The Issue of “Liquidity”
Liquidity in financial terms refers to how quickly you can change an asset into physical cash without it losing much of its value. Now imagine a die-hard situation where you needed a couple of hundreds of cedis , maybe thousands (physical cash) with no ATMs in sight. You will not consider a bank since it is half past 4 pm. With your eyes frantically scanning street corner after street corner, you spot a container branded in traditional mobile money style and quickly walk across the road to it like a thirsty desert traveler who has found water. You arrive only to be told by the agent “I don’t have enough cash to service you with that withdrawal”. Standing in a combination of disappointment and shock, you suddenly realize having cash on your mobile wallet does not always guarantee you can quickly convert to it to cash whenever you want to. The issue is similar when depositing money into your account or another’s account. The agent ought to have enough digital currency matching your amount on the same network in order to see the transaction through, otherwise, better luck next time.
Mobile Money Fraud
In 2017, a telco had to sanction about 3,000 of its agents implicated or involved in mobile money fraud. The Bank of Ghana indicated a soar of total mobile money subscribers to about 35 million in 2017. These subscribers are targets or victims of the various types, schemes and methods of mobile money scams. From receiving a mysterious text stating you have received some money (which doesn’t reflect in your account at all), to receiving phone calls from con men and password breaches. The reality still stands that the mobile money space still has more room for improvement in cyber security, public education and protecting subscriber’s data and funds.
Mobile money charges
Do I need to say more? There has been a general outcry among Ghanaians about the charges of the service. A recent Twitter poll we conducted showed majority of people believe mobile money charges are quite high.
Do you think your network charges you outrageous fees for using Mobile Money?
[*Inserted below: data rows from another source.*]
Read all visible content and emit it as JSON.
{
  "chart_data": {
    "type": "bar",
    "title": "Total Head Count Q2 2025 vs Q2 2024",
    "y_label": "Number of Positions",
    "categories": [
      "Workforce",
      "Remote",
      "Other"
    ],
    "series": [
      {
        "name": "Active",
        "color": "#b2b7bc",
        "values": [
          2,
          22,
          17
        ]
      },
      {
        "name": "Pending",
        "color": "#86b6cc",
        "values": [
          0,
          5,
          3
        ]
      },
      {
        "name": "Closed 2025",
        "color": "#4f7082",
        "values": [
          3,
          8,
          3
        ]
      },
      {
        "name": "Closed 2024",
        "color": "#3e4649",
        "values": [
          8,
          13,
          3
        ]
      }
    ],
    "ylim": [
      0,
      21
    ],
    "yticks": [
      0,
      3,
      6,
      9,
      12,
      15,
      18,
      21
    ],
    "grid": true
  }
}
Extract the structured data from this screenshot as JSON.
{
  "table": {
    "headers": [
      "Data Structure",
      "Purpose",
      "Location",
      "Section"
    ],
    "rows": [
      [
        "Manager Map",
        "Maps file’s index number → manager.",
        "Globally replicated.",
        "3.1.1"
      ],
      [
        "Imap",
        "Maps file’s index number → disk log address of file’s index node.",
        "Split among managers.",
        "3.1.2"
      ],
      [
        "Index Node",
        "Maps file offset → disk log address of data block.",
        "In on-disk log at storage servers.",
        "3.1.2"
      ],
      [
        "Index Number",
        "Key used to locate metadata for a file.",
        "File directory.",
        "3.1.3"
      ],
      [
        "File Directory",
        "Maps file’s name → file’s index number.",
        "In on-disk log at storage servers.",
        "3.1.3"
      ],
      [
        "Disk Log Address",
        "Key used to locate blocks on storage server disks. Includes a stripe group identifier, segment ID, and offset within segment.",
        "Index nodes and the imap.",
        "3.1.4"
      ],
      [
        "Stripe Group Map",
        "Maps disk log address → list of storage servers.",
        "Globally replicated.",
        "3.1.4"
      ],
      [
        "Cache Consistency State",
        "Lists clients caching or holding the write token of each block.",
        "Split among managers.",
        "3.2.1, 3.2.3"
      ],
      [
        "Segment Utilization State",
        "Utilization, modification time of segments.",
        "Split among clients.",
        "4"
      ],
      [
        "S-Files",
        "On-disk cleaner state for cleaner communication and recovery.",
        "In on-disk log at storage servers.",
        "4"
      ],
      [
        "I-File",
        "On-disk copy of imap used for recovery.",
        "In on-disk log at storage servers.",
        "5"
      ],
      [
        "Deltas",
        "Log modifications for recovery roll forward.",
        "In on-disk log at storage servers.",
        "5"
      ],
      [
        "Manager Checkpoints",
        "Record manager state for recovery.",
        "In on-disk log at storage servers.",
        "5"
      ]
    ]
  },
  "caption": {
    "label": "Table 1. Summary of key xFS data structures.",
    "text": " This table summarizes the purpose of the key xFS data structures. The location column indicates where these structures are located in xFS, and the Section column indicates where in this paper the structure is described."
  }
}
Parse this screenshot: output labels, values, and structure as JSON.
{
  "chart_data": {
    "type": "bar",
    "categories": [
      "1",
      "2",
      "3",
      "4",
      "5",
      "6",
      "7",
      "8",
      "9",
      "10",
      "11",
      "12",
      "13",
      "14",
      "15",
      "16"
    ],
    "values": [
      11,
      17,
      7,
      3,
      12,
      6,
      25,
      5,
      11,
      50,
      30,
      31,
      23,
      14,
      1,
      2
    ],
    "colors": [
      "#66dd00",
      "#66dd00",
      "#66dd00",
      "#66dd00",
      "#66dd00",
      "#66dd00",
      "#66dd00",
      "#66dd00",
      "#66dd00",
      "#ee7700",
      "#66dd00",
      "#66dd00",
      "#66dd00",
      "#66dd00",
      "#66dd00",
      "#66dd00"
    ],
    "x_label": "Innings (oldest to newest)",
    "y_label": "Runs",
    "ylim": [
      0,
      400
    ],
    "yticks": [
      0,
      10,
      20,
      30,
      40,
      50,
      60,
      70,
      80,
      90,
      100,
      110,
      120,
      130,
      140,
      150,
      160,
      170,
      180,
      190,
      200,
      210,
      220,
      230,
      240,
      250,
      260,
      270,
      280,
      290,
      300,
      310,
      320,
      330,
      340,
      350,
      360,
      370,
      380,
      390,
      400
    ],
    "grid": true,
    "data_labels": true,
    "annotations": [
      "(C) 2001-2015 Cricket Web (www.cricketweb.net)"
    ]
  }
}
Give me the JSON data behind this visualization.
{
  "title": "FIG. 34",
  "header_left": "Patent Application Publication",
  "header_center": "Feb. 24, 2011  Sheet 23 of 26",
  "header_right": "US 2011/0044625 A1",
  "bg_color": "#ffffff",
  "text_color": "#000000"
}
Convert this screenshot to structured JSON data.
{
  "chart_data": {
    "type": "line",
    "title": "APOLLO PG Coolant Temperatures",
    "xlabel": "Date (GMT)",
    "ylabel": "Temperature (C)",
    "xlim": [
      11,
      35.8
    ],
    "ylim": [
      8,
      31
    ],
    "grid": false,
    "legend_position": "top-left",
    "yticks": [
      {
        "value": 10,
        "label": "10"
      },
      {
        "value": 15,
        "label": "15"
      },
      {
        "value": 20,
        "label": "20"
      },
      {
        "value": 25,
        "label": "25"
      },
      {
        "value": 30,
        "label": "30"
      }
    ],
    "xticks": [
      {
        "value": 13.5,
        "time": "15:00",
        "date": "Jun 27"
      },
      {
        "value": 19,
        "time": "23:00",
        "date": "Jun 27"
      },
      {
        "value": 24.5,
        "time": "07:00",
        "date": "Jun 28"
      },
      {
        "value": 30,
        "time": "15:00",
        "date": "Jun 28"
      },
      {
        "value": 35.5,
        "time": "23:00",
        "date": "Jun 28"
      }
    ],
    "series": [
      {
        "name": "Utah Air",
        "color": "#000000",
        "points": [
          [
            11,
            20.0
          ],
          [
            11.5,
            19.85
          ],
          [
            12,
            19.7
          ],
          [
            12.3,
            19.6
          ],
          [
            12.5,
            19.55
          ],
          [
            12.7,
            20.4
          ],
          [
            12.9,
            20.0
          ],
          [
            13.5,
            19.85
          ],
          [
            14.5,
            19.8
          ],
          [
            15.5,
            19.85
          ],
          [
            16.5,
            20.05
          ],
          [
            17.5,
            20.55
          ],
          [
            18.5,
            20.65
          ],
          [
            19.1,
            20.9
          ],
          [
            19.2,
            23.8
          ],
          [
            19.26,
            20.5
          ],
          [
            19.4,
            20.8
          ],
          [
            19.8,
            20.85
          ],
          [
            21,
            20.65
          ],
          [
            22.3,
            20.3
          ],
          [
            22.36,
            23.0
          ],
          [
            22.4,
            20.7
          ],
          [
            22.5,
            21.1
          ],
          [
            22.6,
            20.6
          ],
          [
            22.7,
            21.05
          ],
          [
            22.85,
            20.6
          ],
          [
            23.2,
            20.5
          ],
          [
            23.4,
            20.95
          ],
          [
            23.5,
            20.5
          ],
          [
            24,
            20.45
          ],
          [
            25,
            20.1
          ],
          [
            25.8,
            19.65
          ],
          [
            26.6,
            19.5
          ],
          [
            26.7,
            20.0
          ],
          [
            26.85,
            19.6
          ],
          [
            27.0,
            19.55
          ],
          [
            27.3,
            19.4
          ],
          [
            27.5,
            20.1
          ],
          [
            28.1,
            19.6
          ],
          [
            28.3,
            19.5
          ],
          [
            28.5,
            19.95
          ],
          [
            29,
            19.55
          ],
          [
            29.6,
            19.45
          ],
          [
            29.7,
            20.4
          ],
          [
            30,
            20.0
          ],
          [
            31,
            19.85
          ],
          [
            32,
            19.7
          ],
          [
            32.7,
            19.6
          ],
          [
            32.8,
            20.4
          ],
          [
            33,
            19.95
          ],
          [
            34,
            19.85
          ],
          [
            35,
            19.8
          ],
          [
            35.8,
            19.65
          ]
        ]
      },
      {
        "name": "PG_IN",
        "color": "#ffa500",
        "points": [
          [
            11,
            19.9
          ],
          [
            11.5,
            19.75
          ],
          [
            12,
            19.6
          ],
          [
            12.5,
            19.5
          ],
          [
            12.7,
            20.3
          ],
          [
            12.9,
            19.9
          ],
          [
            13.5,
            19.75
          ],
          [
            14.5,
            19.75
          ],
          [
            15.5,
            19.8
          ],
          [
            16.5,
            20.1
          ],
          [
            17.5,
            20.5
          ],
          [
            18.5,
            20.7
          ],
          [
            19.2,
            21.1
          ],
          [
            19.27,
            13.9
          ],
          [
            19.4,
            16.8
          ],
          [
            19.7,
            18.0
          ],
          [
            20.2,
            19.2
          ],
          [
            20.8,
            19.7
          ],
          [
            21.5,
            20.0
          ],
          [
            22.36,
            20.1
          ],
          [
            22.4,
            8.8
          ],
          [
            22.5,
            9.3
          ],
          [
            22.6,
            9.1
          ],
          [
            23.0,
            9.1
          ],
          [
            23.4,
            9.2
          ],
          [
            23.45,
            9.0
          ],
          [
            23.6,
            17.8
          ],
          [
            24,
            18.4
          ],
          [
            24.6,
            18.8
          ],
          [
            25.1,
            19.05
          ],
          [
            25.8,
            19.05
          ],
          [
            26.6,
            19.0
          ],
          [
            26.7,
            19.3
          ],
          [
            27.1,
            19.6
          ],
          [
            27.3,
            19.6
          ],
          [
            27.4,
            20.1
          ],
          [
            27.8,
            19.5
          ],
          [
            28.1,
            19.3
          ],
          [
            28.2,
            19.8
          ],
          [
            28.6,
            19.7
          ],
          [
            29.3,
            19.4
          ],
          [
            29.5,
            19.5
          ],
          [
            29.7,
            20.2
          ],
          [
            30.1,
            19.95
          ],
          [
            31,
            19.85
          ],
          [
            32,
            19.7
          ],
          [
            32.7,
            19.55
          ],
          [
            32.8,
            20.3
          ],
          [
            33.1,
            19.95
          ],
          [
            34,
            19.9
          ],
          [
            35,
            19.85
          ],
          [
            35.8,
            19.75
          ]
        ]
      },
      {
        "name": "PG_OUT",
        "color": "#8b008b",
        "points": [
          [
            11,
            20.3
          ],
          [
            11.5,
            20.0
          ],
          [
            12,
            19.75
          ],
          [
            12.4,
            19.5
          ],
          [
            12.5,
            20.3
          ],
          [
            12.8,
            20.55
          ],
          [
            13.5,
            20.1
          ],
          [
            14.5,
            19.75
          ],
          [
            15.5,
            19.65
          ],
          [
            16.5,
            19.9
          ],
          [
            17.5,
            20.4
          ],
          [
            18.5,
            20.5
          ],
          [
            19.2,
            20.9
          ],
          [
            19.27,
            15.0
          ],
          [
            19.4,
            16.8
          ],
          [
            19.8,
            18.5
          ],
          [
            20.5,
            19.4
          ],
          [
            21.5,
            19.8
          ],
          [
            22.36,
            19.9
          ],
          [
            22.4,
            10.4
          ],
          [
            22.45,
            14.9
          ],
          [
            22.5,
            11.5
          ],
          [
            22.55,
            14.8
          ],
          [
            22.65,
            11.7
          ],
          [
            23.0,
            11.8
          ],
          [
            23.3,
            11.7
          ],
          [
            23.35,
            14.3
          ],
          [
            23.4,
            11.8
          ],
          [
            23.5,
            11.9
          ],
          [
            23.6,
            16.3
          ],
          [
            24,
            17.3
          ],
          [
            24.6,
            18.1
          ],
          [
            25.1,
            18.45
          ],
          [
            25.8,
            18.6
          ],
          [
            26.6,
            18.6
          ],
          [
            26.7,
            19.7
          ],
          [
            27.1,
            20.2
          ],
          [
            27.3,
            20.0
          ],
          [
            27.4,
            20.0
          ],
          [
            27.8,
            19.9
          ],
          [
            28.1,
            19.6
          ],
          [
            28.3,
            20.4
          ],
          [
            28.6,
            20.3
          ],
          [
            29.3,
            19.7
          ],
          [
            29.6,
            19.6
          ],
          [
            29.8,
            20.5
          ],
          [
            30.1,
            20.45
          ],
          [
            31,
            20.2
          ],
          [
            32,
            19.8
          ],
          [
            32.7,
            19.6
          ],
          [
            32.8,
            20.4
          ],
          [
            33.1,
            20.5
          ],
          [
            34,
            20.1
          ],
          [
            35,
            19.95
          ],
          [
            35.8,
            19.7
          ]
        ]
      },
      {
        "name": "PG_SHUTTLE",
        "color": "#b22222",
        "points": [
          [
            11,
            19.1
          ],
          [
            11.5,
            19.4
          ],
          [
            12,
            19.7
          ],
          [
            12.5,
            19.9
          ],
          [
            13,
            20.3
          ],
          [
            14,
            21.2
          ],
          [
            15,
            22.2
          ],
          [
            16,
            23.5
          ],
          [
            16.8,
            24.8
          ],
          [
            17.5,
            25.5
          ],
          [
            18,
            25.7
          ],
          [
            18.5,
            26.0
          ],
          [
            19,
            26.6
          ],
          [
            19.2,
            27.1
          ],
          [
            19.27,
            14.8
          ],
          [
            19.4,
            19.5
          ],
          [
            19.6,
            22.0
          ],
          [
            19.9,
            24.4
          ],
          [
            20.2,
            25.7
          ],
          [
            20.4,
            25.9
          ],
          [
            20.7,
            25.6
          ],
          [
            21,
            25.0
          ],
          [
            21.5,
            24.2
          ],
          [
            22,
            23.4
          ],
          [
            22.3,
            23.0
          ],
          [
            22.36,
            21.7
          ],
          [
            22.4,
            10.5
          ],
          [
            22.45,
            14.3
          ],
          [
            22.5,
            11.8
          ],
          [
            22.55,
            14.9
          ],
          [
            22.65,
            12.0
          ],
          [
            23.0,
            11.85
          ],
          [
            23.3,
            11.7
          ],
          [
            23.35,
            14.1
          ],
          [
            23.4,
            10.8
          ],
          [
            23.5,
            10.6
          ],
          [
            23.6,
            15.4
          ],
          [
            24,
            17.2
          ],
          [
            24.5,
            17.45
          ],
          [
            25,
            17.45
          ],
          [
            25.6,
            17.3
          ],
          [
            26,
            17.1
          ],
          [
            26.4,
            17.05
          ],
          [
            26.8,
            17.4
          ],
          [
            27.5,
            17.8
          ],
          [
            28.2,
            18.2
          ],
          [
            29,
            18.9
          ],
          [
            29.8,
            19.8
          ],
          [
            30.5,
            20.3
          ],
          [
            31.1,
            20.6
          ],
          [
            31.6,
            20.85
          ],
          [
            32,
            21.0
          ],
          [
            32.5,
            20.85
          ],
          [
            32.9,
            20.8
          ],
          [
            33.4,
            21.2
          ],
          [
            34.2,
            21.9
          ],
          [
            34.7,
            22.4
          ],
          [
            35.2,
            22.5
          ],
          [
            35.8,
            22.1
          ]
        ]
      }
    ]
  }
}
— Afdtechtalk (@afdtechtalk) March 10, 2018
For a traditional bank, one is not expected to pay a charge when depositing money into an existing customers account. But the case is not so for most mobile money agents who take about 1% charge for deposits into accounts. A depositor mostly has to pay twice the charge to ensure the recipient of the fund receives the originally intended amount after transaction cost deductions. Some telcos have made public announcements that deposits should not attract a charge. Despite this fact, the practice goes on.( I have encountered a few registered agents who do not charge for deposits though). Will the charges for using the mobile money service be lowered when the technology becomes cheaper to run or competition intensifies? Only time will tell.